Lawrie Knight
- Born: Lawrence Gibb Knight 24 September 1949 (age 76) Auckland, New Zealand
- Height: 1.91 m (6 ft 3 in)
- Weight: 101 kg (223 lb)
- School: Auckland Grammar School
- University: University of Auckland
- Notable relative(s): Laurie Knight (father) Arthur Knight (uncle)
- Occupation: Doctor

Rugby union career
- Position(s): Lock Loose forward

Provincial / State sides
- Years: Team / Apps / (Points)
- 1970–1974: Auckland / 33 / (24)
- 1975–1977: Poverty Bay / 22 / (44)

International career
- Years: Team / Apps / (Points)
- 1974–1977: New Zealand / 6 / (4)

= Lawrie Knight =

Lawrence Gibb Knight (born 24 September 1949) is a former New Zealand rugby union player. A lock and loose forward, Knight represented Auckland and Poverty Bay at a provincial level, and was a member of the New Zealand national side, the All Blacks, from 1974 to 1977. He played 35 matches for the All Blacks including six internationals. Knight's noteworthy contributions to the team were marked by his exceptional skills in the lineout and his dynamic performances as a loose forward, making him a crucial player during his tenure.

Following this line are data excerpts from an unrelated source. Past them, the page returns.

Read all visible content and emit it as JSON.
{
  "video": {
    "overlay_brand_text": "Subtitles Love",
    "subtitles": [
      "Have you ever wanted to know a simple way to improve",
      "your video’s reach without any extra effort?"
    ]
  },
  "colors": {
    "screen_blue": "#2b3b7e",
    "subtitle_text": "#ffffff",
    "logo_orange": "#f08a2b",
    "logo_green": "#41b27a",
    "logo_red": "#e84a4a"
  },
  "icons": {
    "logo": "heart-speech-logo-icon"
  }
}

Knight trained as a medical doctor. After completing his All Black career, he went to Paris to undertake further study and while there played rugby for the Paris Université Club. He later lived and worked in South Africa, practising medicine in Johannesburg, before returning to New Zealand in the late 1990s.

From 2010 to 2013, Knight served as president of the Auckland Rugby Union.